Когда уже после института я работал на лесопромышленном комбинате, у меня была очень дружная бригада. И однажды мы все вместе поехали за ягодой. В Ягодное, на поезде, к знакомому нашего слесаря. У него переночевали, набрали ягоды и уехали.
Ну, а чуть позже я решил, что раз у меня теперь в Ягодном есть знакомый, то я могу к нему за ягодой и сам поехать. И вот я прихватил своего двоюродного брата Витьку, и мы отправились с ним за брусникой. У обоих за спинами «турачи» – это такие самодельные жестяные коробки с лямками.
Приезжаем. «Знакомый» слегка офигел. Мы у него переночевали, а перед сном он сказал:
— Смотри какой расклад. Завтра утром на двадцать километров вглубь тайги поедет маленький паровозик-узкоколейка. Если вы на него сядете, уедете в самые ягодные места. Все местные туда поедут. А вечером он всех привезет обратно.
Утром мы вышли, и правда, народ стоит ждет – с ведрами, с туесками. Подходит паровозик, все садятся, мы тоже. Приехали, остановились. Нам сказали, когда сюда же вернуться, сказали, что паровозик перед отъездом погудит. Машинист и сам по ягоду пошёл.
Стали мы бродить по лесу, и что-то в раж вошли, все глубже и глубже заходим… «Может хватит?» – спрашиваю. «Да, наверное, – говорит брат. – Кстати, вроде, какие-то сигналы были, ты не слышал?»
Мы развернулись и – назад. Выходим, а паровозика нет. Какой-то мужик там палатку поставил, ночевать собрался, говорит: «Так уехали все еще в обед. Решили, что ягоды нет, собрались и укатили. Они сигналили».
Мы на время смотрим и понимаем, что до поезда, который из Белого Яра идет и в Ягодное заходит, примерно четыре часа. Что делать? Идти по шпалам?
Четыре часа, идти двадцать километров, если идти со скоростью пять километров в час, то, в принципе, всё реально. И мы двинули.
Сначала было нормально. Мы в сапожищах, за спиной турачи с ягодой… Тяжеловато, но жить можно. Но началась гроза. Болото, через него – песчаная насыпь узкоколейки, и мы хреначим по ней, а над нами низкие тучи, стоит полутьма, и молнии – трах-тарарах – прямо рядом с нами… Короче, условия приближенные к боевым.

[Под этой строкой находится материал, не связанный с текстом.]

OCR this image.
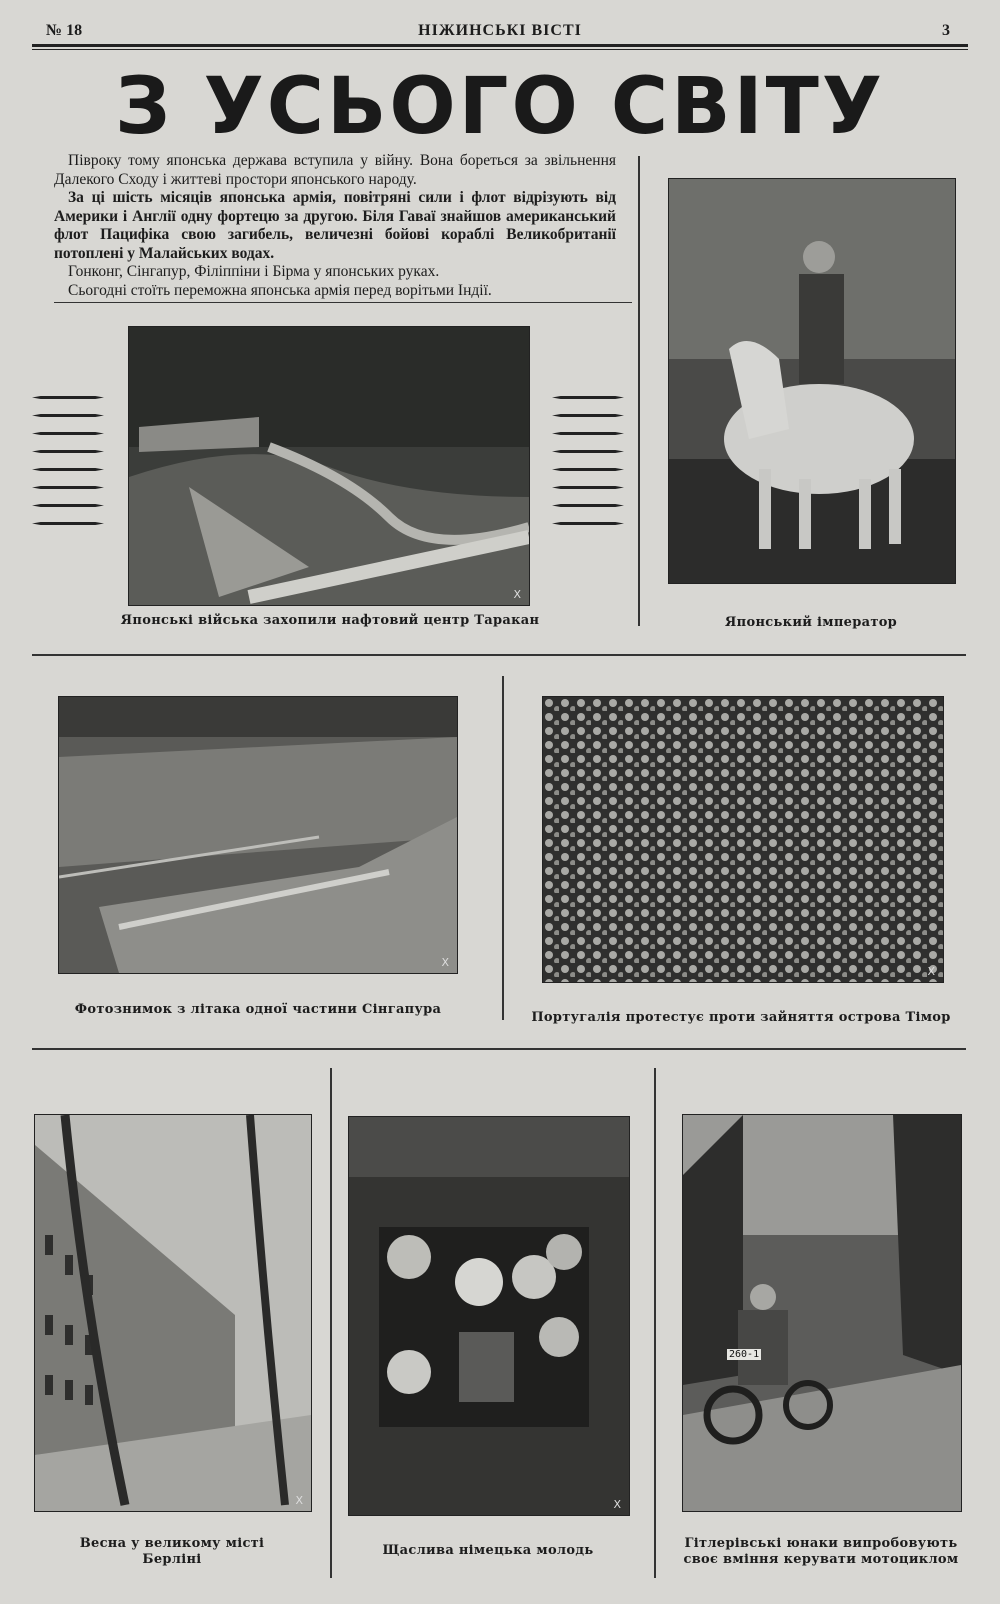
№ 18	НІЖИНСЬКІ ВІСТІ	3
З УСЬОГО СВІТУ

Півроку тому японська держава вступила у війну. Вона бореться за звільнення Далекого Сходу і життеві простори японського народу.

За ці шість місяців японська армія, повітряні сили і флот відрізують від Америки і Англії одну фортецю за другою. Біля Гаваї знайшов американський флот Пацифіка свою загибель, величезні бойові кораблі Великобританії потоплені у Малайських водах.

Гонконг, Сінгапур, Філіппіни і Бірма у японських руках.

Сьогодні стоїть переможна японська армія перед ворітьми Індії.

X
Японські війська захопили нафтовий центр Таракан	Японський імператор
X
Фотознимок з літака одної частини Сінгапура
X
Португалія протестує проти зайняття острова Тімор
X
Весна у великому місті
Берліні
X
Щаслива німецька молодь
260-1
Гітлерівські юнаки випробовують
своє вміння керувати мотоциклом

Пока мы шли, нас несколько раз обгоняли люди на маленьких самодельных алюминиевых дрезинах. Шестами отталкиваются от шпал и едут. Нас взять не могли – не потянули бы.
Я себе твержу: «Мы должны успеть, мы должны успеть…» Где-то километра два уже оставалось, слышим паровозный гудок – «У-у-у», и непонятно, откуда это доносится, из Белого Яра или уже от Ягодного.
Витька на измене: «Мы не успеем!» Я говорю: «Спокойно, успеем…» А мы мокрые с ног до головы, от нас пар идет, темно уже, часов одиннадцать вечера…
И вот картина, которую я не забуду. Мы выходим на поляну, а прямо нам навстречу на нее выкатывает паровоз. Впереди у него большая фара, и она освещает толпу людей вдоль дороги. Он останавливается, и люди поспешно лезут в вагоны, и мы, не приостановившись даже, лезем тоже, минута, и паровоз трогается. И мы едем домой, не веря себе, что успели.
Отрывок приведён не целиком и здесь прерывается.